Researchers from Oxford, Cambridge, Imperial College London, and the University of Toronto investigated this issue and found that models trained on data created by earlier generative AI models will develop irreversible defects. These defects will worsen with each generation and cause the models to misinterpret the data distribution upon which they were trained.
This problem, known as model collapse, can be seen as a form of data poisoning, with the model and training process polluting the training data. This issue might become more prevalent as access to human-generated data becomes more expensive.

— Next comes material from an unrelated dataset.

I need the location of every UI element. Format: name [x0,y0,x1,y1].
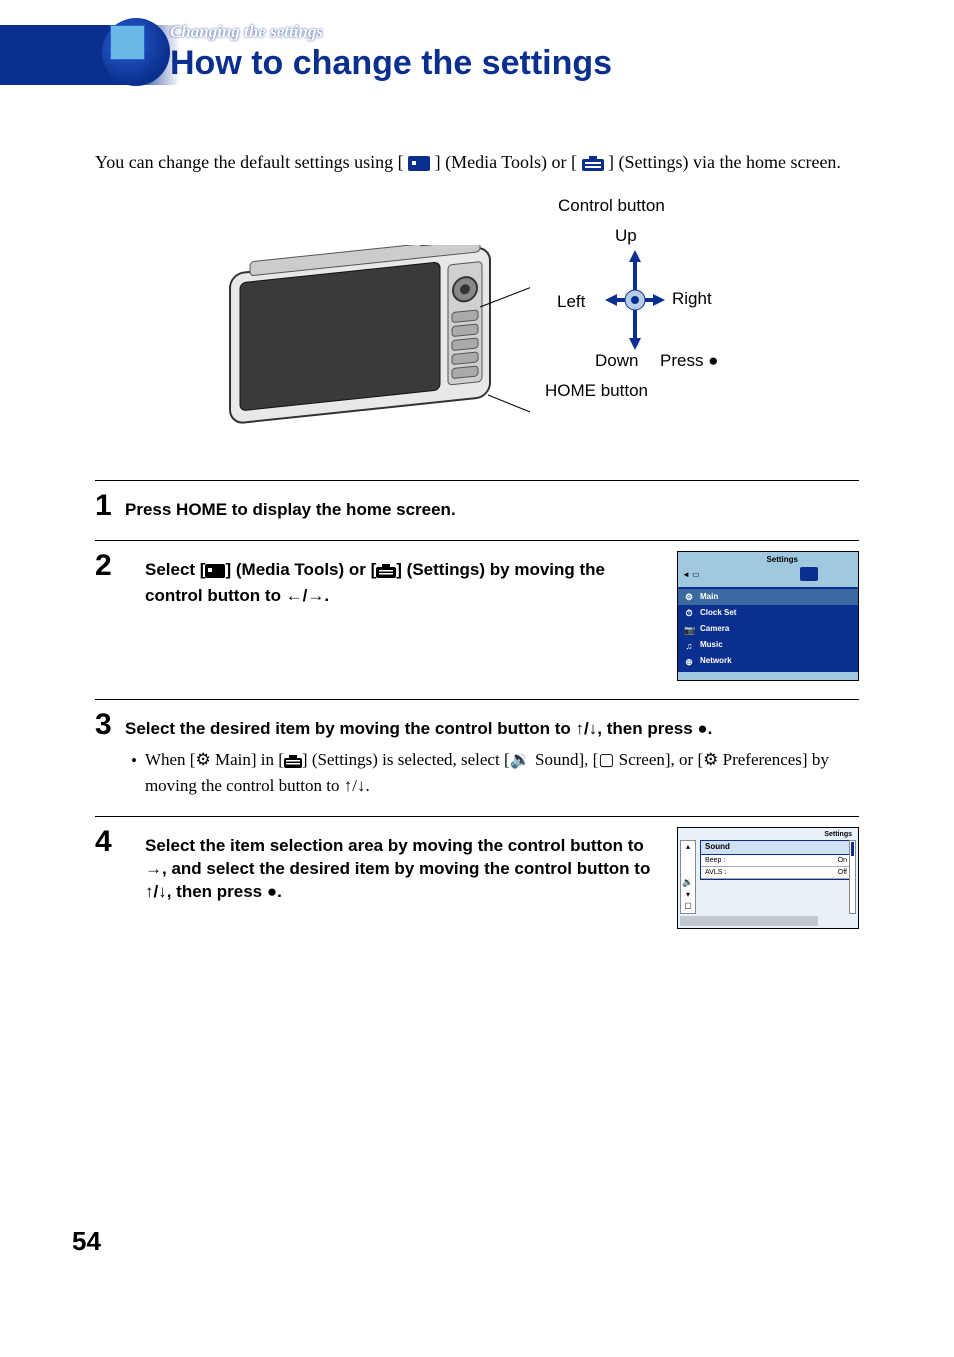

The researchers simulated this issue by testing three kinds of models: a Gaussian mixture model, a variational autoencoder, and a large language model. They found that when the models were trained on their own data, the distribution of the data changed significantly until it was completely unrecognizable from the original data.
The researchers then tested their hypothesis on OPT-125m, a small version of Meta’s open-source LLM. They found that models generated samples that would be produced with higher probabilities by the original model. However, the researchers did find that the models could learn (some of) the underlying task even when trained on LLM-generated data.
The researchers suggest measures be taken to preserve access to the original data over time, but it is unclear how to track and filter LLM-generated content at scale. Tech companies will need to innovate and compete to create high-quality, human-generated data to maintain an advantage in creating top-performing AI models.
In conclusion, while generative AI models have expanded the possibilities of creative output, the effects of AI-generated content on subsequent models must be taken into consideration. The development of high-quality, human-generated data remains crucial in ensuring the integrity of AI models in the future.